If I had to trim the concept of aging down to an oversimplified summary, I would call it the outcome of a lengthy tug-of-war battle between the body’s hormonal forces of building vs. breaking down. This is referred to as the anabolic vs. the catabolic. This can probably further be distilled down to what goes on in the adrenal glands, and the battle of DHEA vs. cortisol.
We know more and more each year about the balance between these pivotal opposing forces. Most of the major things we can do to enhance metabolism and DHEA and decrease our exposure to cortisol are far out of line with typical healthy eating guidelines. With our diets, the major metabolism promoters and cortisol suppressors are what I call the “Anti-stress S’s.” They are, primarily…
3) Starch – Potatoes, yams, rice, oats, beans, and others
4) Saturated fat – Red meat, dairy products, coconut, chocolate
These are the de-stressing foods – the things you crave when you have gone too long without food, have done some hard exercise or overexerted yourself somehow, have been dieting, have experienced some kind of emotional turbulence, have been forcing yourself to drink tons of water and tea because some bonehead said it was good for you (that bonehead being everybody, more or less), or haven’t been sleeping enough. If you can’t remember these, at least remember to eat foods that you enjoy and crave. The lower the metabolism gets, the more important these foods become. Salt and sugar seem to be particularly potent, and exceptionally maligned by those with eating disorders (nutritionists, dieticians, internet health gurus). The opposite of eating foods you enjoy would be to do some hard dieting of some sort. Cut out the carbs or calories, do some vegan dieting or a cleanse – that will cleanse you all right – cleanse you of DHEA, sex hormones, strength, and an immune system. To name just a few of the downsides.
In terms of lifestyle, the factors that will give you the best youthful metabolic preservation are…
1) Sleep – the king of all destressors
2) Anything that decreases psychological/emotional stress – different for everyone and relative to what you find stressful and unstressful
3) Exercise – particularly strength training and speed training, but not too much, and not if you injure yourself doing it (although to get more exercise, all most people really need to do is decrease their total screen time in front of computers, tv’s, and smart phones to as close to ZERO as possible while still functioning in society)
Simple I know.

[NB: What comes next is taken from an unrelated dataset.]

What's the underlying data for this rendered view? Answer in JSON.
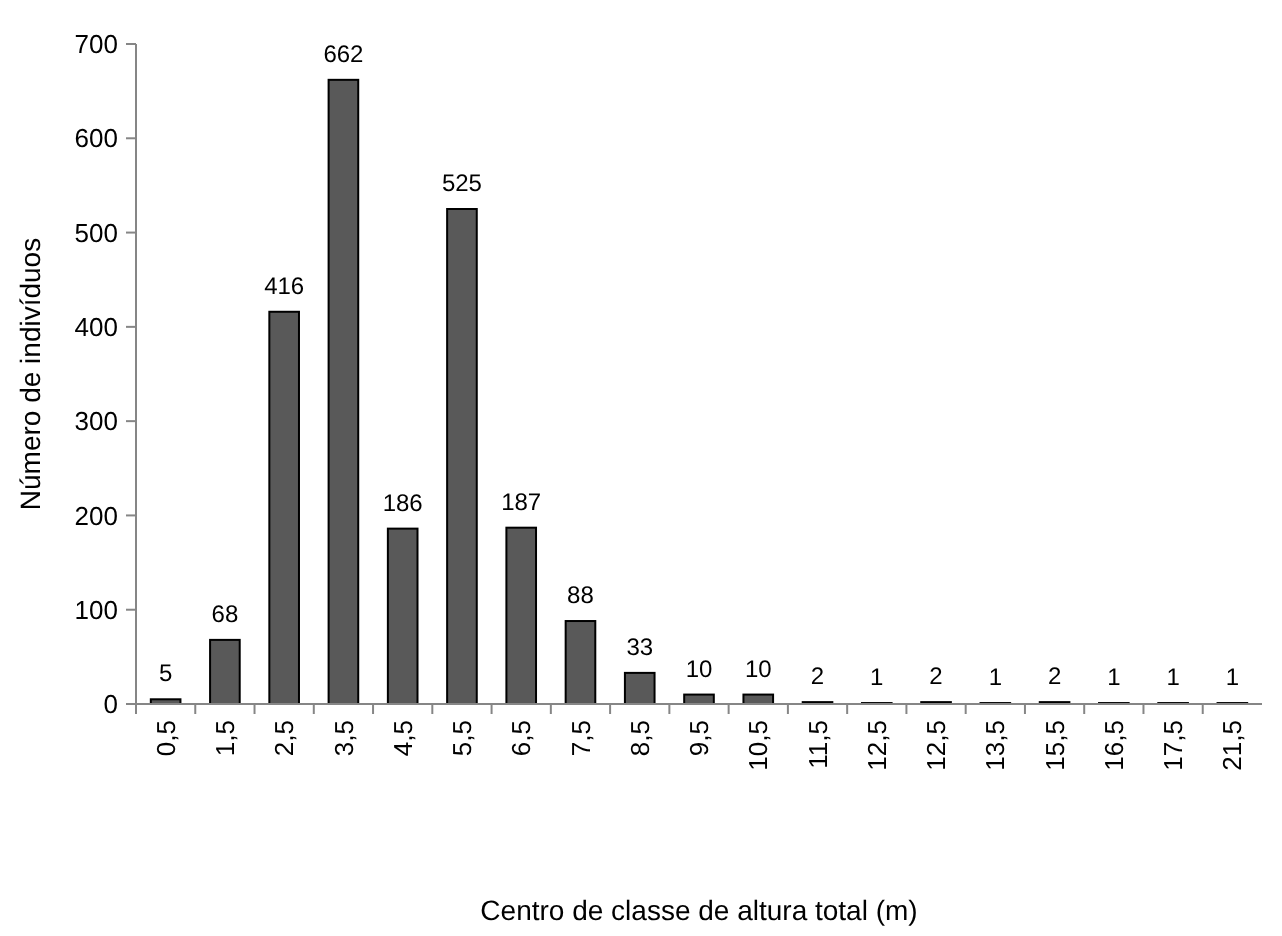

Or you could get wrapped up in a bunch of minutiae and supplement propaganda and advanced training strategies and other magic wands and potions and get nowhere (unless you call reading health websites in your spare time somewhere). Sorry, but the keys to good health aren’t New and Improved or residing in some traditional custom in an undiscovered Himalayan village somewhere. They are simple, and very basic. And they go with the flow of what our bodies actually seek, not against it. Or as I say, “The Health Gods are much kinder than I ever expected.”